Is there a way to simplify things down then for these people? Well, there is a certain kind of solar panel could make things a lot easier, in fact all you really have to do with it is to plug it in any available power outlet.
Plug ‘n Use Solar Energy
Refining the description already mentioned above, plug-in solar panels are solar panels that can be plugged to an outlet in your home to provide additional electricity. The panel is designed as a “support unit”, and depending on the amount of sunlight it receives, it would provide auxiliary power to your home. Most of these kinds of solar panels are usually available in pieces, and are not introduced in arrays or sets. The most obvious advantage of these kinds of solar panels is that there is absolutely no technical expertise necessary. All you have to do is to find a good spot in the roof, place it there (using DIY installation components), and plug away.

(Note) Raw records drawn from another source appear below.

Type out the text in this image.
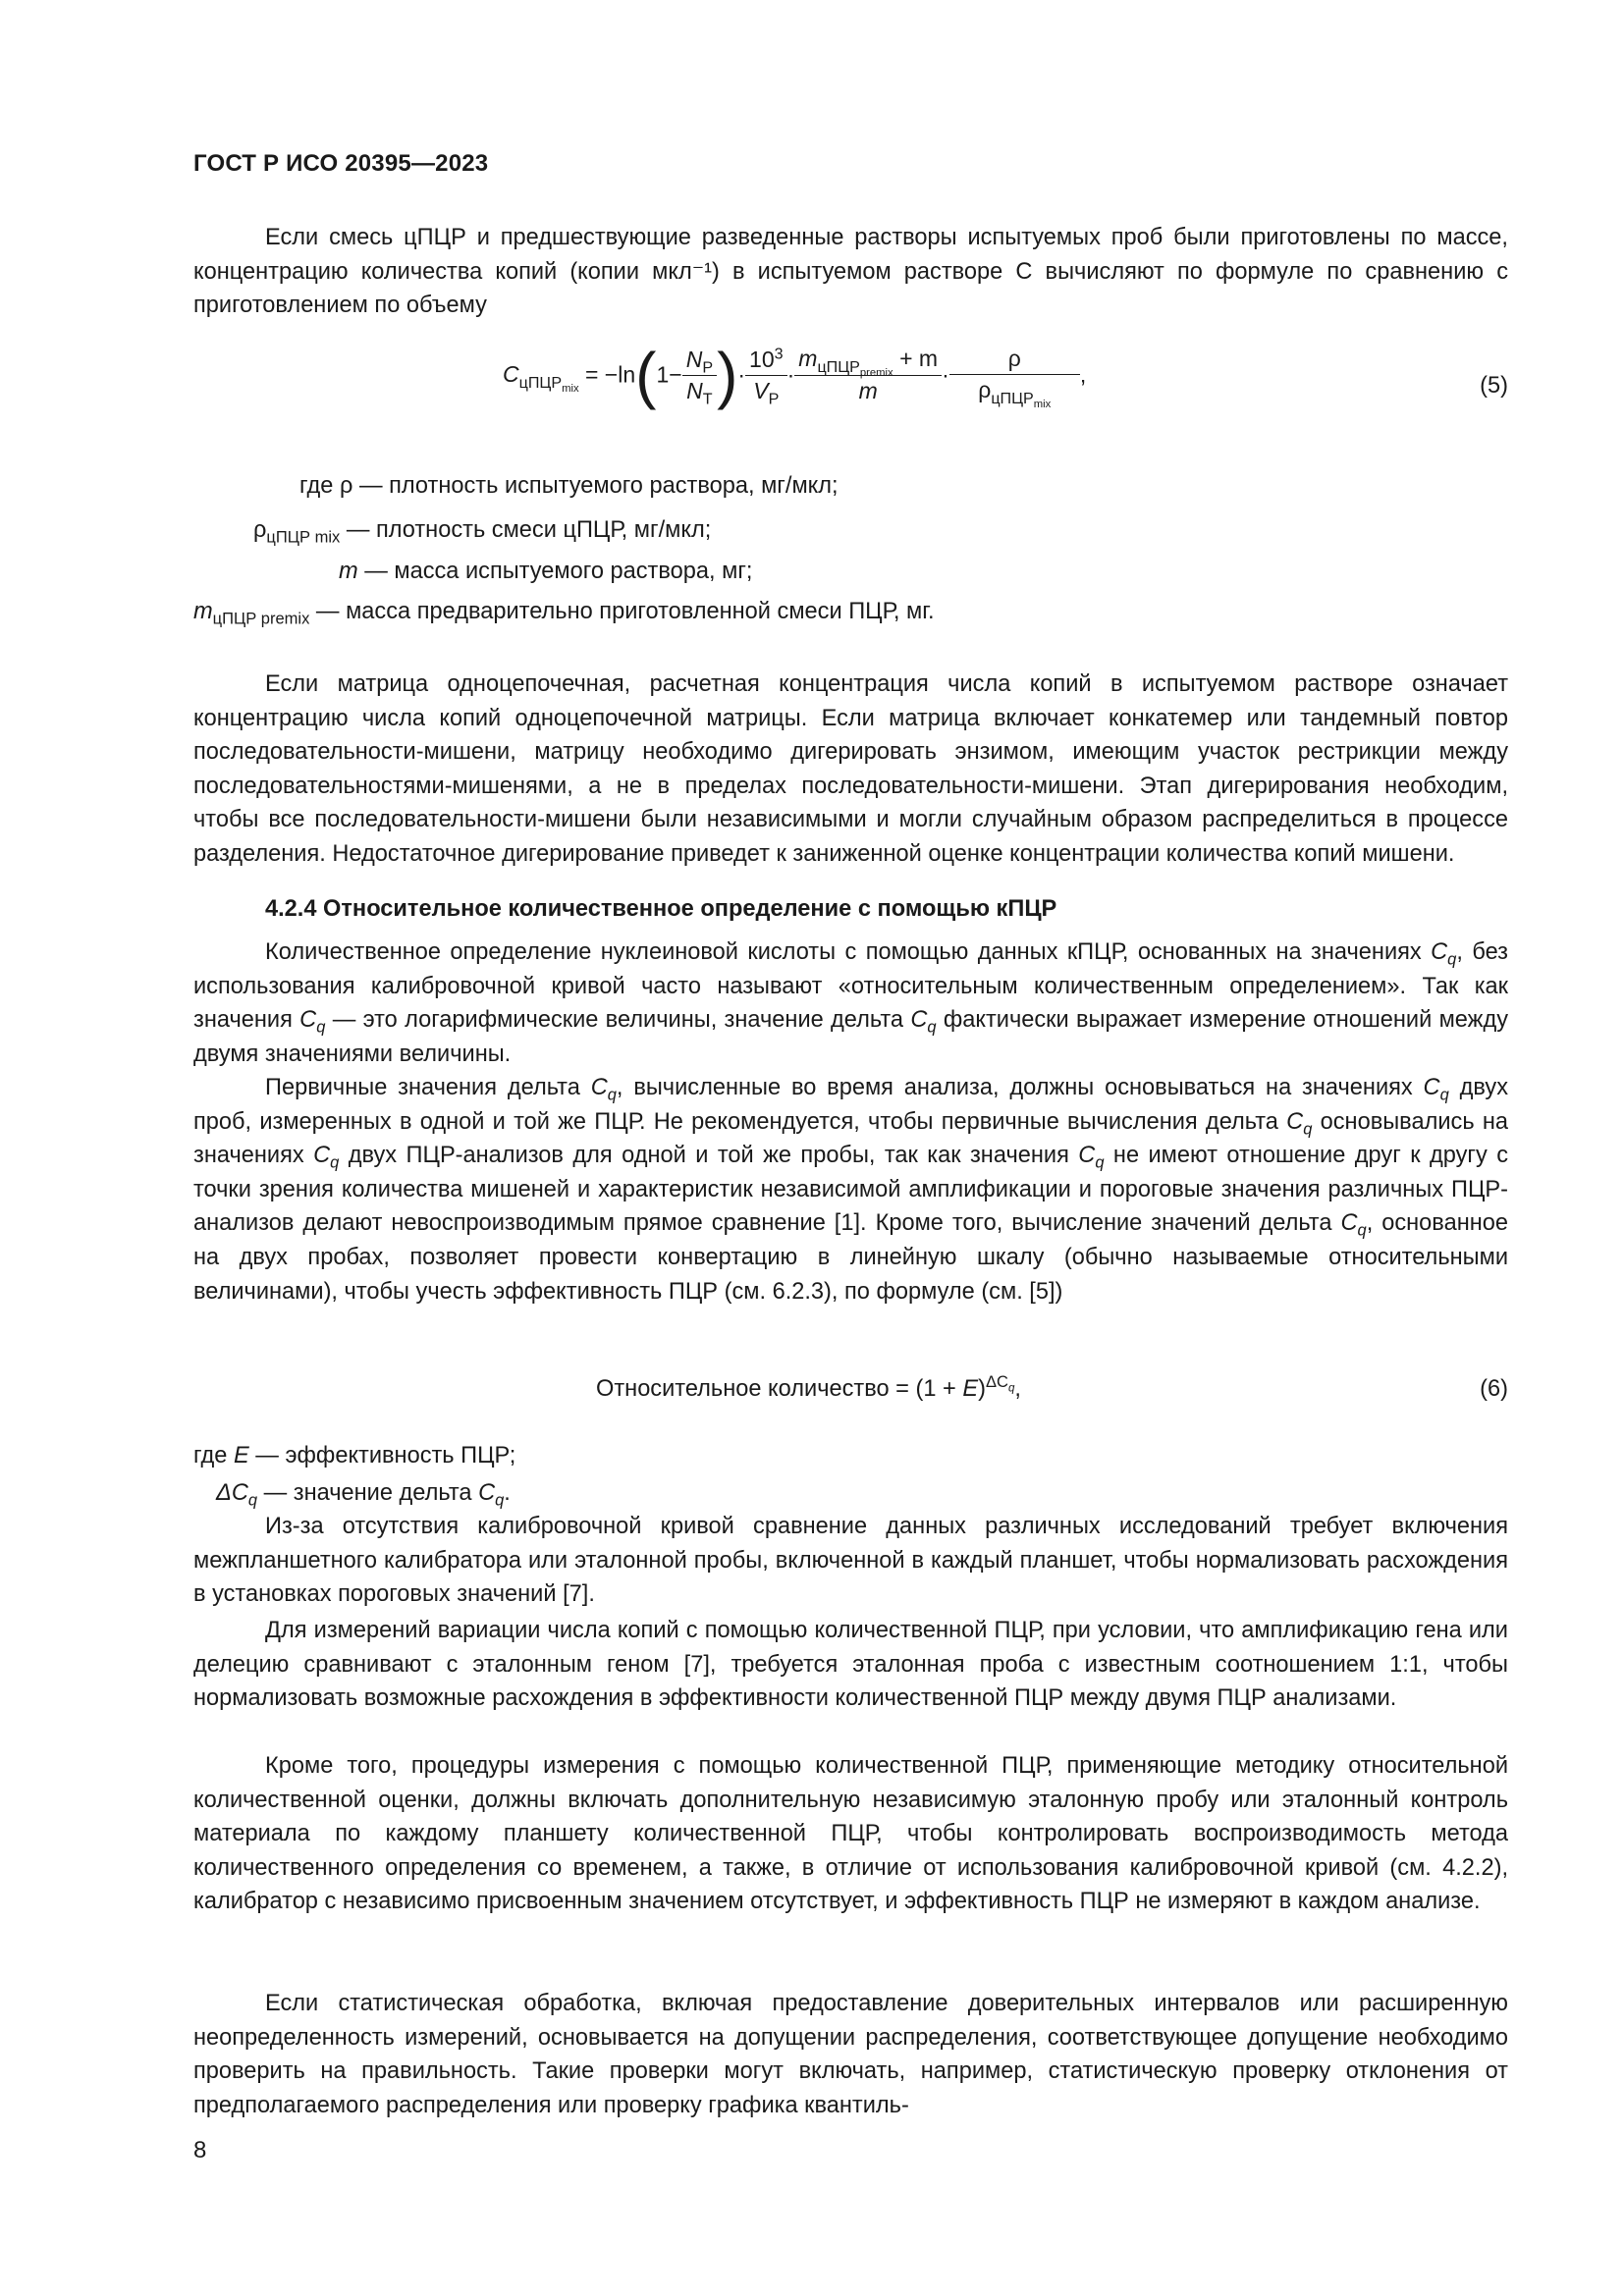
ГОСТ Р ИСО 20395—2023

Если смесь цПЦР и предшествующие разведенные растворы испытуемых проб были приготовлены по массе, концентрацию количества копий (копии мкл⁻¹) в испытуемом растворе C вычисляют по формуле по сравнению с приготовлением по объему

$C_{цПЦР_{mix}} = -\ln(1- \frac{N_P}{N_T}$ )· $\frac{10^3}{V_P} \cdot \frac{m_{цПЦР_{premix}} + m}{m} \cdot \frac{\rho}{\rho_{цПЦР_{mix}}}$ ,	(5)
где ρ — плотность испытуемого раствора, мг/мкл;
$\rho_{цПЦР mix}$ — плотность смеси цПЦР, мг/мкл;
m — масса испытуемого раствора, мг;
$m_{цПЦР premix}$ — масса предварительно приготовленной смеси ПЦР, мг.

Если матрица одноцепочечная, расчетная концентрация числа копий в испытуемом растворе означает концентрацию числа копий одноцепочечной матрицы. Если матрица включает конкатемер или тандемный повтор последовательности-мишени, матрицу необходимо дигерировать энзимом, имеющим участок рестрикции между последовательностями-мишенями, а не в пределах последовательности-мишени. Этап дигерирования необходим, чтобы все последовательности-мишени были независимыми и могли случайным образом распределиться в процессе разделения. Недостаточное дигерирование приведет к заниженной оценке концентрации количества копий мишени.

4.2.4 Относительное количественное определение с помощью кПЦР

Количественное определение нуклеиновой кислоты с помощью данных кПЦР, основанных на значениях $C_q$, без использования калибровочной кривой часто называют «относительным количественным определением». Так как значения $C_q$ — это логарифмические величины, значение дельта $C_q$ фактически выражает измерение отношений между двумя значениями величины.

Первичные значения дельта $C_q$, вычисленные во время анализа, должны основываться на значениях $C_q$ двух проб, измеренных в одной и той же ПЦР. Не рекомендуется, чтобы первичные вычисления дельта $C_q$ основывались на значениях $C_q$ двух ПЦР-анализов для одной и той же пробы, так как значения $C_q$ не имеют отношение друг к другу с точки зрения количества мишеней и характеристик независимой амплификации и пороговые значения различных ПЦР-анализов делают невоспроизводимым прямое сравнение [1]. Кроме того, вычисление значений дельта $C_q$, основанное на двух пробах, позволяет провести конвертацию в линейную шкалу (обычно называемые относительными величинами), чтобы учесть эффективность ПЦР (см. 6.2.3), по формуле (см. [5])

Относительное количество = $(1 + E)^{\Delta C_q}$,	(6)
где E — эффективность ПЦР;
$\Delta C_q$ — значение дельта $C_q$.

Из-за отсутствия калибровочной кривой сравнение данных различных исследований требует включения межпланшетного калибратора или эталонной пробы, включенной в каждый планшет, чтобы нормализовать расхождения в установках пороговых значений [7].

Для измерений вариации числа копий с помощью количественной ПЦР, при условии, что амплификацию гена или делецию сравнивают с эталонным геном [7], требуется эталонная проба с известным соотношением 1:1, чтобы нормализовать возможные расхождения в эффективности количественной ПЦР между двумя ПЦР анализами.

Кроме того, процедуры измерения с помощью количественной ПЦР, применяющие методику относительной количественной оценки, должны включать дополнительную независимую эталонную пробу или эталонный контроль материала по каждому планшету количественной ПЦР, чтобы контролировать воспроизводимость метода количественного определения со временем, а также, в отличие от использования калибровочной кривой (см. 4.2.2), калибратор с независимо присвоенным значением отсутствует, и эффективность ПЦР не измеряют в каждом анализе.

Если статистическая обработка, включая предоставление доверительных интервалов или расширенную неопределенность измерений, основывается на допущении распределения, соответствующее допущение необходимо проверить на правильность. Такие проверки могут включать, например, статистическую проверку отклонения от предполагаемого распределения или проверку графика квантиль-

8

“Wait, so it’s a solar energy system that does not need batteries to work?” That’s right, since it’s a plug-in device there are no batteries, and thus no active load balancing, needed for it to function properly. The secret to this innovative concept is a piece of technology that is called a micro-inverter. The micro-inverter functions exactly like a typical inverter, converting solar DC power to standard grid (110/220V) AC power, only that it is a lot smaller. It is what enables the plug-in solar panel to plug in directly to your outlet.
Since these panels only come in one piece, wattage rates are usually higher compared to regular panels. This is to maximize the maximum available power to the panel, and probably also to keep it more economically available through a “dense” product package. Of course, this does not mean that you cannot use two or more panels together, because depending on the setup recommended by the manufacturer, you might be able to use many panels in an array that looks no different from an ordinary solar energy system.
Plug-in Solar Panel Examples
The idea for the plug-in solar panels seems to have been thought up by people for a long time already, although it has only been during the last few years that the technology was advanced enough to make it a reality. Nevertheless, most of the plug-in solar panel products that are being marketed now have just made it to the production line quite recently.
- For instance, the Plug-N-Play Solar Panels of ONYX have just become available about half a year ago, last January 2012. The product is described as a DIY kit, and can be adjusted or custom installed using a number of different components that can simply be bought out of a hardware store. The wattage rating of these plug-in solar panels is at 330 watts.
- SpinRay Energy, a company that offers various solar energy solutions, offers a “cumulative” alternative to the standard single panel configuration. Their plug-in solar energy system can accommodate up to five solar panels, providing a total of 1000 watts of extra power for your home. You can still use just one panel if that is only what you need however.
It is interesting to note that although these panels plug in directly, it does not need to always function that way. You could always remove the micro-inverter and use it like a normal solar panel. This could open possibilities where a solar energy system can be set up step by step, level by level, buying the panels first (and be able to use it already), then gradually buying the batteries and all the needed components later.